Towards the end of the twentieth century the media and its associated creative industry achieved such command of the media landscape, that they pursued the self-fulfilling state of perfection that is ‘integration’
And, by integration, we all meant that the more tightly knit the design and execution of brand presentation and experience, the more effective the impact of communication.
Within businesses, ‘brand’ was aspirational; prescribing a perfect state of coherent continuity in terms of what customer experience of the brand ought to be.
So marketers talked about creative platforms that would satisfy the brand prescription.
But strategically, it was inside-out.
And it certainly wasn’t communication.
Because the mass media model was principally all about push. It was all about publishing and broadcasting. It was all about talking and telling. It was all about spinning and packaging; presenting a version of the world to suit commercial purposes.
But it worked.
And it worked because accessibility to media in the mass media model was costly and so media ownership was concentrated.
It meant that the media and the creative village that grew up around media channels had total command of the space.
So what happens when you tip media ownership on its head?
What happens when the media itself is distintermediated?
What happens when the cost of publishing is zero, and where the ability to gather a population of followers or subscribers is similarly priced?
What happens when consumers are able to pick and choose the content they consume, and not the brands or media owners?
What happens when individual opinion has the power to make or break reputations?
What happens when ideas can spread more rapidly than was ever possible via mediated content distribution?
And what happens if you are leading a creative agency whose clients have valuable reputations to protect but the means of doing so is disintegrating around you?

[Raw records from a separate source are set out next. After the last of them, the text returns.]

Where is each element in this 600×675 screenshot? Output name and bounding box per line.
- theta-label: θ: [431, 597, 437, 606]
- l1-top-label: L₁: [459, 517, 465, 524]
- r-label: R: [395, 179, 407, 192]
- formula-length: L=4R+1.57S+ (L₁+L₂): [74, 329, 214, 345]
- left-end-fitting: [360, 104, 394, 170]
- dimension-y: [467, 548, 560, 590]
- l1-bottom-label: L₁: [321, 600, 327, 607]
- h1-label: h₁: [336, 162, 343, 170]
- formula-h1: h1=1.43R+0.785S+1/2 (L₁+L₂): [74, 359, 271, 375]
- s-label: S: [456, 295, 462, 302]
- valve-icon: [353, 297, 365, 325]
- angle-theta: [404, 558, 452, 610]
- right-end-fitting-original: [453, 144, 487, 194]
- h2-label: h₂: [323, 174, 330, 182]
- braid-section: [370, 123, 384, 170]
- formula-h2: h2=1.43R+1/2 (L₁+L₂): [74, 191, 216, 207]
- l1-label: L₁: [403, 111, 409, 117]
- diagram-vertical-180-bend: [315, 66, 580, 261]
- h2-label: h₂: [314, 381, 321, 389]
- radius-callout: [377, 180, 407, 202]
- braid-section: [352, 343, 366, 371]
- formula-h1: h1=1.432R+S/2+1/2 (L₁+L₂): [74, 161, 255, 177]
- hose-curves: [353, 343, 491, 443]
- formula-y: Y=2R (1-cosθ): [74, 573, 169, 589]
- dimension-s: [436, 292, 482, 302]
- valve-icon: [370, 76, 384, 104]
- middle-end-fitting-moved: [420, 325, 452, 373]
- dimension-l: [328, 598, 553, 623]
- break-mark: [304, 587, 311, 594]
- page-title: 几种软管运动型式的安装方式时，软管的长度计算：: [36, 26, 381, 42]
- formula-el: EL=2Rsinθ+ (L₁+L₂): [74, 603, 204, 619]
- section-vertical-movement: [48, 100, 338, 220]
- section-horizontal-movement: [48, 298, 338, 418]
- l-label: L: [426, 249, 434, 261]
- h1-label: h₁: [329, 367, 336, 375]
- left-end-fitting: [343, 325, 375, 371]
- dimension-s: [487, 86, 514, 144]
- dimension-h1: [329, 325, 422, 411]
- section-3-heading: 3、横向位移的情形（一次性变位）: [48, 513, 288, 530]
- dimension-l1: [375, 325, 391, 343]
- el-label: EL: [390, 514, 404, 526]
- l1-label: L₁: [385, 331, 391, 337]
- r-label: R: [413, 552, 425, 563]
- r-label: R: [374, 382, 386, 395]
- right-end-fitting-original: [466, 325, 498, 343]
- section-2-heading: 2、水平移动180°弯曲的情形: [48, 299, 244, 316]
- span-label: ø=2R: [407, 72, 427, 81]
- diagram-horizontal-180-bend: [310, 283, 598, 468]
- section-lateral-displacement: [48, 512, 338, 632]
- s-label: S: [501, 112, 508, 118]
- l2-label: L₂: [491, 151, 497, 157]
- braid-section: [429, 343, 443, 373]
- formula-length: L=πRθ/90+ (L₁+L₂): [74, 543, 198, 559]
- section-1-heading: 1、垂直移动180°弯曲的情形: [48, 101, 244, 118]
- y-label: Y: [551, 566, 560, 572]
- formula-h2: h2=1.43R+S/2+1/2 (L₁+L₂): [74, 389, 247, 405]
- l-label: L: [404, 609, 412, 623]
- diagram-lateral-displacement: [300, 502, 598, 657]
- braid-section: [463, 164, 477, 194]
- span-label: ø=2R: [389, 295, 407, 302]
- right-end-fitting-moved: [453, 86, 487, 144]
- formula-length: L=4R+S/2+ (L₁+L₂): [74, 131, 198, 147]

The visualisation of the communications universe in a distintermediated world by Bond and Coyne Associates at the start of this post has caused us to draw the following conclusions about the future shape of communications:
By 2012
- Only three communications disciplines will matter: live events, interaction design and conversation
- Momentum behind ‘storytelling’ will gather, ousting traditional ‘campaign-led’ push promotional marketing
- Sustainable reputations will be built on the quality of interaction with a product or service; conversation about interaction will drive new adopters of your product or service
- As they become micro-media channels, ‘other people’ will become at least as influential as traditional media commentators
- Debranding will gain popularity as brands seek to create characteristic brand avatars – a means of creating a signature brand interaction akin to human personality traits both online and offline
So, from a brand communications perspective, here are the five insights that are worth considering:
- This is a brand communications environment of which you have no prior experience and – no matter what they say – nor does anyone else.
- Your brand’s sustainability depends on the permission and goodwill of its stakeholders – it’s not your brand anymore.
- This is a be-good not a do-good world. You have no choice about being transparent; other people will see to that.
- To build brand congregations, you will need to engage populations with a common interest in your product or service and let them improve it with you.
- Congregational conversation will become the preeminent means of spreading ideas.
We’ll keep you posted on our thoughts and observations of the challenging changing world.